We also found that the local troop was enthusiastic about allowing our son to participate in ways that he could adapt to our faith. He could participate without having to perform flag ceremonies, and we’d be skipping any rituals that troubled us. We got ample warning about whether any guest speaker might violate our religious values–even the police officer who came to the group to talk about online safety. Our son was encouraged to talk to about his faith freely and to be able to articulate ways in which our commitment to peacemaking shapes his experience in Scouts. While other faiths have badges for Boy Scouts–so a Mormon kid can earn his Duty to God badge for studying his faith, as can a Jewish child or a Muslim child or a child from all kinds of other faiths– Mennonites have been suspicious about the program and have no affiliation, which was a good opportunity for our son to forge his own path.

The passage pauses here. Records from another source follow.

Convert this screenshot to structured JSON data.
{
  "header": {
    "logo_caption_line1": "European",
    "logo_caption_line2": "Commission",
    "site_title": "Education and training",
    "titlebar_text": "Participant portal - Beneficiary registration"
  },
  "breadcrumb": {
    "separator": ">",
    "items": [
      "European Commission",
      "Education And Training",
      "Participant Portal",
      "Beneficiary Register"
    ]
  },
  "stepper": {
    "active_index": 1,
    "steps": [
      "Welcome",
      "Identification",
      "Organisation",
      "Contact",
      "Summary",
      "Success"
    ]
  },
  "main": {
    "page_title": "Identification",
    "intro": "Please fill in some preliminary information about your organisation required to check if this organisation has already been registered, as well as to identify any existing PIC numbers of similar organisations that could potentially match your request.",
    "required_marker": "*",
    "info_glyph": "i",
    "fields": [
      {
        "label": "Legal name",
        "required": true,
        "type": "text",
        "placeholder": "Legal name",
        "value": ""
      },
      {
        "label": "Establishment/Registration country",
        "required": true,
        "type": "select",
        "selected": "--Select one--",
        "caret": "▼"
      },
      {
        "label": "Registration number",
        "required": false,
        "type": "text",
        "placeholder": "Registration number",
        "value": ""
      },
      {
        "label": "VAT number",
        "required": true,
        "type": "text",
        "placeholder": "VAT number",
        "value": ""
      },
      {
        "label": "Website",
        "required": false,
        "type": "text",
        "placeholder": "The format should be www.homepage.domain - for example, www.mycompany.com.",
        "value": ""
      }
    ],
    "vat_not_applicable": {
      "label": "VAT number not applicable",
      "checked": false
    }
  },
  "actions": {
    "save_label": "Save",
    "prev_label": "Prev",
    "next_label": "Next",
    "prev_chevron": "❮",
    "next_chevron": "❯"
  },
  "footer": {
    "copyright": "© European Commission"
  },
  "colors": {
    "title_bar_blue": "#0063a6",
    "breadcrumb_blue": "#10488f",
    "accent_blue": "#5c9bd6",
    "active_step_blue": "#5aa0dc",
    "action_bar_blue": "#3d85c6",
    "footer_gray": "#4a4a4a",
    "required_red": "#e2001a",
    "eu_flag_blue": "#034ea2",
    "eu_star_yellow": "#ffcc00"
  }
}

Though our son wasn’t the only non-LDS member of his troop (He was one of two), because the local stake sponsored the group and because stakes are neighborhood-based, he got to know boys in the neighborhood (and thus the LDS church) quickly and well. We’ve been so grateful for the opportunities scouting has provided: friendship, a religiously pluralistic setting where he can practice his faith among other people who respect religion, and some pretty serious camping and outdoor experience.
Above, a vintage photo of a Boy Scout looking off into the distance, his right hand over his eye brows as if to shield him from the sun’s glare.
And now the LDS church has decided to end its relationship to Boy Scouts at the higher levels. While the LDS church has previously expressed concern about Boy Scouts’ acceptance of queer participants, the official reason is that the Scouting program for older boys isn’t meeting the needs of older boys. Instead, the LDS church will organize some kind of outdoor camping program on its own.
Given my initial reluctance and skepticism (and my continued ambivalence about some aspects of Scouting), I feel a surprising sadness about this. While our son could likely still participate, the new program is clearly going to be more LDS-oriented than even an LDS-sponsored Boy Scout troop is. It’s one more way that the new kid in town–one already not going to the LDS church–is cut out of relationships. I know that’s not the purpose of the decision, but it’s the result. And what is perhaps sadder for our family is that this particular way of getting to know our LDS neighbors has been so rewarding.
Part of me is saying, “Well, what did you think was going to happen? You got into the boat with religious conservatives! Of course it was going to sail this direction!” And part of me is feels like a hypocrite for being sad at the loss since these troops were never going to affirm queer kids–a deadly problem in Mormon communities–and we weren’t, even with our patient approach, going to persuade them otherwise, and so maybe I just shouldn’t have gotten involved at all. But I’m also grateful for the sadness, because it reminds me of how difficult these decisions should be.